Na verdade, cada uma de nós tem seu próprio ritmo e manejo, quando a assunto é lidar com questões tão complexas e enraizadas quanto às crenças que costumávamos ter sobre o jeito certo de se colocar no mundo.

Abaixo, um grito de basta! Um pedido de chega! Precisamos que queixem nossos corpos em paz.

Um corpo que habita em mim, eu que habito num corpo, um corpo que existe onde eu existo em mim. Quão terrível é o lugar que te colocam, que te obrigam ser e que te esmagam estar. Perten(ser) à um corpo que não cabe num mundo que nada está suficiente, é uma grande loucura. Essa inquietação de nunca achar que encontrou o lugar de pertencimento nos traz enorme sofrimento.

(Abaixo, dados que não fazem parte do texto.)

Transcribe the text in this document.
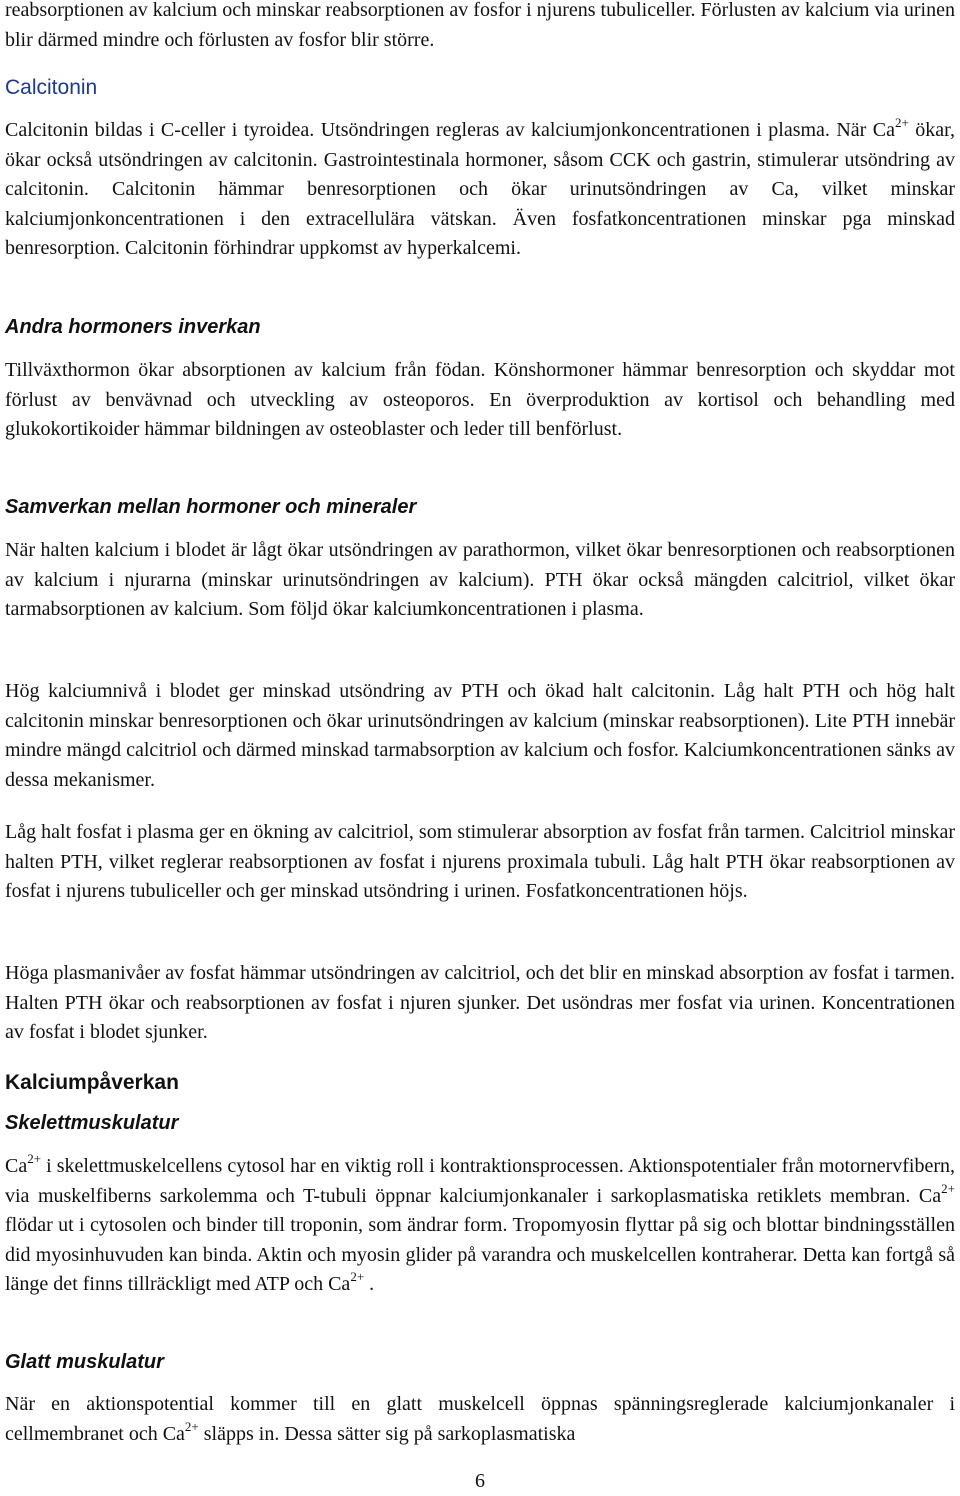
reabsorptionen av kalcium och minskar reabsorptionen av fosfor i njurens tubuliceller. Förlusten av kalcium via urinen blir därmed mindre och förlusten av fosfor blir större.

Calcitonin

Calcitonin bildas i C-celler i tyroidea. Utsöndringen regleras av kalciumjonkoncentrationen i plasma. När $Ca^{2+}$ ökar, ökar också utsöndringen av calcitonin. Gastrointestinala hormoner, såsom CCK och gastrin, stimulerar utsöndring av calcitonin. Calcitonin hämmar benresorptionen och ökar urinutsöndringen av Ca, vilket minskar kalciumjonkoncentrationen i den extracellulära vätskan. Även fosfatkoncentrationen minskar pga minskad benresorption. Calcitonin förhindrar uppkomst av hyperkalcemi.

Andra hormoners inverkan

Tillväxthormon ökar absorptionen av kalcium från födan. Könshormoner hämmar benresorption och skyddar mot förlust av benvävnad och utveckling av osteoporos. En överproduktion av kortisol och behandling med glukokortikoider hämmar bildningen av osteoblaster och leder till benförlust.

Samverkan mellan hormoner och mineraler

När halten kalcium i blodet är lågt ökar utsöndringen av parathormon, vilket ökar benresorptionen och reabsorptionen av kalcium i njurarna (minskar urinutsöndringen av kalcium). PTH ökar också mängden calcitriol, vilket ökar tarmabsorptionen av kalcium. Som följd ökar kalciumkoncentrationen i plasma.

Hög kalciumnivå i blodet ger minskad utsöndring av PTH och ökad halt calcitonin. Låg halt PTH och hög halt calcitonin minskar benresorptionen och ökar urinutsöndringen av kalcium (minskar reabsorptionen). Lite PTH innebär mindre mängd calcitriol och därmed minskad tarmabsorption av kalcium och fosfor. Kalciumkoncentrationen sänks av dessa mekanismer.

Låg halt fosfat i plasma ger en ökning av calcitriol, som stimulerar absorption av fosfat från tarmen. Calcitriol minskar halten PTH, vilket reglerar reabsorptionen av fosfat i njurens proximala tubuli. Låg halt PTH ökar reabsorptionen av fosfat i njurens tubuliceller och ger minskad utsöndring i urinen. Fosfatkoncentrationen höjs.

Höga plasmanivåer av fosfat hämmar utsöndringen av calcitriol, och det blir en minskad absorption av fosfat i tarmen. Halten PTH ökar och reabsorptionen av fosfat i njuren sjunker. Det usöndras mer fosfat via urinen. Koncentrationen av fosfat i blodet sjunker.

Kalciumpåverkan
Skelettmuskulatur

$Ca^{2+}$ i skelettmuskelcellens cytosol har en viktig roll i kontraktionsprocessen. Aktionspotentialer från motornervfibern, via muskelfiberns sarkolemma och T-tubuli öppnar kalciumjonkanaler i sarkoplasmatiska retiklets membran. $Ca^{2+}$ flödar ut i cytosolen och binder till troponin, som ändrar form. Tropomyosin flyttar på sig och blottar bindningsställen did myosinhuvuden kan binda. Aktin och myosin glider på varandra och muskelcellen kontraherar. Detta kan fortgå så länge det finns tillräckligt med ATP och $Ca^{2+}$ .

Glatt muskulatur

När en aktionspotential kommer till en glatt muskelcell öppnas spänningsreglerade kalciumjonkanaler i cellmembranet och $Ca^{2+}$ släpps in. Dessa sätter sig på sarkoplasmatiska

6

Um lugar onde o tempo todo estão tentando nos vender uma fórmula, uma solução, um estereótipo e um padrão, só pode ser um péssimo lugar então. Esse lugar existe, mas gostaria que fosse irreal. Não se pode nem viver em paz nesse lugar de moldes, formas e clichês surreais.

Chega! Ouviu bem? CHEGA!

Esse mundo, desse jeito, nem deveria existir! Isso que chamam de “padrão”, esse critério do que cabe ou não cabe, não deveria! Quem é que lucra com meu sofrimento de querer caber? Quem é que rende fortunas nesse sofrimento de quando eu acho que precisar perten(ser) a um padrão de corpo clichê?

Olha, não dá mais! O grito está entalado na garganta, na minha e na sua! Apenas parem de fiscalizar nossos corpos. Parem de nos olhar como se estivéssemos erradas, faltando ou passando algo, quebradas, precisando de conserto. Nosso corpo não é mercadoria, não é embalagem e nem enfeite. Nosso corpo não é para servir de fetiche alheio, nem mesmo para ser deixado de escanteio.

Nos deixem viver nos corpos que temos, nos corpos reais que temos. Apenas o corpo possível que temos e queremos. Nós estamos lutando todos os dias, vencendo várias batalhas internas, externas e estéticas, sobre o consumo inconsistente do corpo “perfeito”. Lutamos simplesmente nesse mundo banal e insatisfeito.

Queremos existir no corpo que nos cabe, que nos representa, a vida real que vivemos aqui e agora! Apenas parem de dizer, de infinitas maneiras, em incontáveis lugares, que corpo é esse que preciso ter. A luta não cessa. A desconstrução não vai parar. Que continuemos a cuidar daquele que nos sustenta, único e possível lugar ideal, o meu corpo presente e existente no meu mundo real.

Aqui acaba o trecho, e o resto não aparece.